Écouter le travail vivant, sous la direction de Christophe Dejours, Les Éditions de l’Atelier, 2024, 160 pages, 20 euros.
Travailleur en son pays
Dans Les valeurs du travail, Olivier Galland livre une réflexion approfondie sur les représentations contemporaines du travail, s’appuyant sur plusieurs décennies d’enquêtes menées dans les sociétés occidentales. À rebours des discours alarmistes sur une prétendue érosion de l’éthique laborieuse, il met en évidence une remarquable permanence des attentes à l’égard du monde professionnel, suggérant que les mutations économiques et les crises récentes n’ont pas altéré en profondeur son statut dans l’imaginaire collectif. Toutefois, l’auteur souligne l’existence de clivages nationaux marqués : si certaines sociétés continuent d’ériger le travail en valeur centrale, perçu tantôt comme une vocation, tantôt comme un impératif social, d’autres lui confèrent une dimension plus instrumentale, subordonnée aux aspirations personnelles. Galland démontre que ces divergences ne sauraient être pleinement expliquées par les seules conditions d’exercice ou les trajectoires individuelles, mais relèvent avant tout de ce qu’il qualifie d’“effet pays”– un ancrage culturel profond structurant le rapport au travail, bien au-delà des contingences immédiates. L’approche des dynamiques à l’œuvre qui s’articule dans l’ouvrage se veut nuancée, afin de mieux saisir la diversité des représentations selon les contextes nationaux.

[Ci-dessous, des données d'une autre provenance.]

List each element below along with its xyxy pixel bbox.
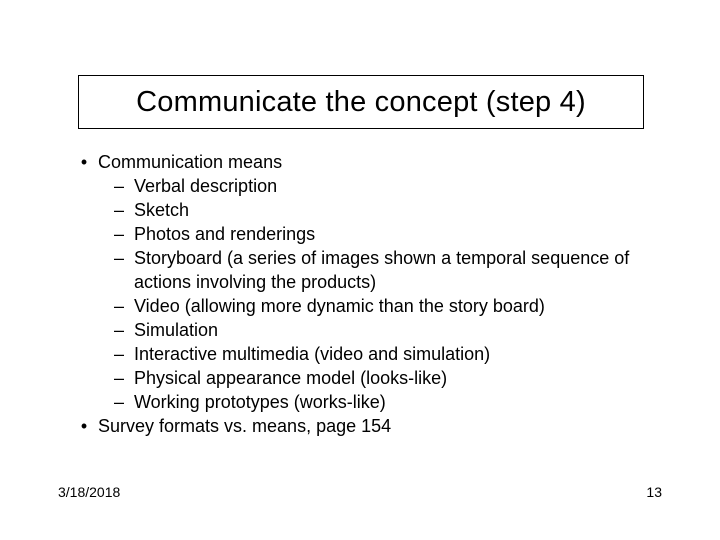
sub-bullet-item: – Working prototypes (works-like) [98,390,660,414]
bullet-text: Photos and renderings [134,222,660,246]
bullet-text: Storyboard (a series of images shown a t… [134,246,660,294]
bullet-item: • Survey formats vs. means, page 154 [70,414,660,438]
bullet-text: Communication means [98,150,660,174]
bullet-item: • Communication means [70,150,660,174]
bullet-marker: – [98,390,134,414]
footer-page-number: 13 [646,484,662,500]
sub-bullet-item: – Video (allowing more dynamic than the … [98,294,660,318]
slide-body: • Communication means – Verbal descripti… [70,150,660,438]
slide-title: Communicate the concept (step 4) [136,86,586,119]
bullet-marker: – [98,222,134,246]
sub-bullet-item: – Physical appearance model (looks-like) [98,366,660,390]
sub-bullet-item: – Verbal description [98,174,660,198]
footer-date: 3/18/2018 [58,484,120,500]
bullet-marker: – [98,366,134,390]
bullet-marker: – [98,174,134,198]
bullet-text: Verbal description [134,174,660,198]
bullet-marker: – [98,198,134,222]
bullet-text: Simulation [134,318,660,342]
bullet-text: Sketch [134,198,660,222]
slide-footer: 3/18/2018 13 [58,484,662,500]
sub-bullet-item: – Sketch [98,198,660,222]
sub-bullet-list: – Verbal description – Sketch – Photos a… [98,174,660,414]
bullet-text: Survey formats vs. means, page 154 [98,414,660,438]
bullet-marker: • [70,150,98,174]
slide: Communicate the concept (step 4) • Commu… [0,0,720,540]
sub-bullet-item: – Interactive multimedia (video and simu… [98,342,660,366]
bullet-text: Physical appearance model (looks-like) [134,366,660,390]
sub-bullet-item: – Simulation [98,318,660,342]
bullet-text: Interactive multimedia (video and simula… [134,342,660,366]
bullet-marker: • [70,414,98,438]
sub-bullet-item: – Storyboard (a series of images shown a… [98,246,660,294]
bullet-marker: – [98,294,134,318]
title-box: Communicate the concept (step 4) [78,75,644,129]
bullet-marker: – [98,246,134,294]
sub-bullet-item: – Photos and renderings [98,222,660,246]
bullet-marker: – [98,318,134,342]
bullet-marker: – [98,342,134,366]
bullet-text: Video (allowing more dynamic than the st… [134,294,660,318]
bullet-text: Working prototypes (works-like) [134,390,660,414]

Les valeurs du travail, Olivier Galland, Presses de Sciences Po, 2024, 152 pages, 9 euros.
Leurs enfants et eux
Deux ans après la parution de Vol au-dessus d’un nid de coucou en 1962, le super-héros de la contre-culture américaine Ken Kesey écrivait Et quelquefois, j’ai comme une grande idée. À première vue, son sujet n’est pas très emballant : plus de 800 pages sur une famille de bûcherons de l’Oregon qui bravent l’autorité d’un syndicat. Mais ce livre est un monument de la littérature américaine, un roman à l’ambition folle et démesurée, une réflexion sur la nature conquérante, les rapports humains, le travail, la famille, la vengeance, la littérature. Un chef-d’œuvre méconnu ressuscité par la maison d’édition Monsieur Toussaint Louverture. Mais attention, c’est aussi une lecture exigeante, une épreuve de force dont on ne sort pas indemne. L’éditeur nous avertit : “ne vous laissez pas décourager, prenez le temps, remettez à plus tard si besoin, mais n’abandonnez pas, c’est l’un des plus grands livres qu’il nous ait été donné de lire.” Alors, cap ou pas cap ?
Et quelquefois, j’ai comme une grande idée, de Ken Kesey, traduit de l’anglais par Antoine Cazé, Monsieur Toussaint Louverture, 2015, 896 pages, 14,50 euros.